We Were Always Here: Celebrating All Women at Yale

Yale First Ladies and Fellows: Helen Hadley Hall

The first residence hall built for female students in the graduate and professional schools at Yale opened in 1959. It was named in honor of Helen Morris Hadley—wife of Arthur Twining Hadley, B.A. 1876, who served as Yale president from 1899 to 1921—who was described as “a leader in helping women at Yale, whether students or wives of faculty.”

Graduate student residents look on as Reuben A. Holden, Sec’y of Yale University, presents a portrait of Helen Hadley (1863-1939) to Madeleine Price, Supervisor of Helen Hadley Hall, December 1959.
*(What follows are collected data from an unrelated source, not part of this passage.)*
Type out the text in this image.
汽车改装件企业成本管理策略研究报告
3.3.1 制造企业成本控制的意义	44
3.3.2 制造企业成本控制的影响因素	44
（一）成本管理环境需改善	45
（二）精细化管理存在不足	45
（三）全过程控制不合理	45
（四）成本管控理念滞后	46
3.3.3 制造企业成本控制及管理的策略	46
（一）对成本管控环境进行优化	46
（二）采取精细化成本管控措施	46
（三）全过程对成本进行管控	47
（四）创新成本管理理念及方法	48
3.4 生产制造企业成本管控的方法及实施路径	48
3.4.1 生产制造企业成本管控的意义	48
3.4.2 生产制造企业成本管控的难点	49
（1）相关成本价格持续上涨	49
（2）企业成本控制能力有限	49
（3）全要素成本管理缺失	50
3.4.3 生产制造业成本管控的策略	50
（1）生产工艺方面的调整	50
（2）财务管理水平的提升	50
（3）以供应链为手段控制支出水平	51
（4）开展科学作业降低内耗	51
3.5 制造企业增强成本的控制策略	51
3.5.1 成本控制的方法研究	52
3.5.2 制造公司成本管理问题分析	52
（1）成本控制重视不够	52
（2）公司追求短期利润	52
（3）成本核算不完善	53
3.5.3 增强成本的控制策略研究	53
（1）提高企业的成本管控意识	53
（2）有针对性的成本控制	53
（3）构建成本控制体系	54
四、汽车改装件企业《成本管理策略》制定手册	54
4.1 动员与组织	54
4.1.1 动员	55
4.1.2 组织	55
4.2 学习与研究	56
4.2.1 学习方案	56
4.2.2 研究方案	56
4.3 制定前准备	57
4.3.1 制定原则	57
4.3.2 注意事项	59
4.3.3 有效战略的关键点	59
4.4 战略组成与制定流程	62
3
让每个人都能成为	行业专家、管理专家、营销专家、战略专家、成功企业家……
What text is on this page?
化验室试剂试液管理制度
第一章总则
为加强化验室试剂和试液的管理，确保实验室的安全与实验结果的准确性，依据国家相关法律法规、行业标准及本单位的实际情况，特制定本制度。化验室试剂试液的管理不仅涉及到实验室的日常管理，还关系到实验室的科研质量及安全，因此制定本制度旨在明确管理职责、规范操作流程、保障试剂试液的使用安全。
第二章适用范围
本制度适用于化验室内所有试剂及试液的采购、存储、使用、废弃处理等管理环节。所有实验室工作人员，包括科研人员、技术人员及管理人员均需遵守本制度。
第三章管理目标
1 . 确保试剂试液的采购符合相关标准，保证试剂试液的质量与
Mary Brooks Griswold (1906-1997), Helen Hadley Hall Fellow, circa 1970

In 1961 the Yale Corporation established the Fellowship of Helen Hadley Hall, the first open to women, although it was discontinued in 1973 after women were admitted to residential college fellowships. Fellows included Alice E. “Betsy” Chase, Yale University Art Gallery docent and educator; Claude-Anne Lopez, associate editor of The Papers of Benjamin Franklin; and Mary Griswold, wife of Yale president A. Whitney Griswold, B.A. 1929. After the death of her husband in 1963, Mary Griswold served four terms in the Connecticut legislature.

A front view of Helen Hadley Hall at 420 Temple Street, circa early 1960s.

Katherine Angell (1890-1983), May 1961

Betts House at 393 Prospect Street, formerly the Culinary Institute of America from 1946-1971, in a photo from 2012.

The first entrepreneurial Yale first lady was Katherine “Kay” Angell, wife of James Rowland Angell, Yale president from 1921 to 1937. In 1946, assisted by attorney Frances Roth, she opened the Culinary Institute of America (CIA), originally the New Haven Restaurant Institute, with sixteen students. As president and board chair, Kay Angell raised and donated funds while establishing relationships with Yale, New Haven, and the food industry. Yale hired the CIA to cater events, and Angell persuaded the dining hall workers’ union to allow them to provide training table meals for Yale athletics. After over twenty five years in Betts House, the Victorian  mansion on Prospect Hill, the institute outgrew its campus and moved to Hyde Park, NY, in 1971.

Jane Levin, 2013

More recently, Jane A. Levin, Ph.D. 1975, senior lecturer in the Yale Humanities Program and wife of Yale’s 22nd president Richard “Rick” Levin, served as director of undergraduate studies for Directed Studies (DS), the selective freshman humanities program in western civilization.  The first spouse of a Yale University president to be appointed lecturer, she enriched the program and has been honored with teaching prizes.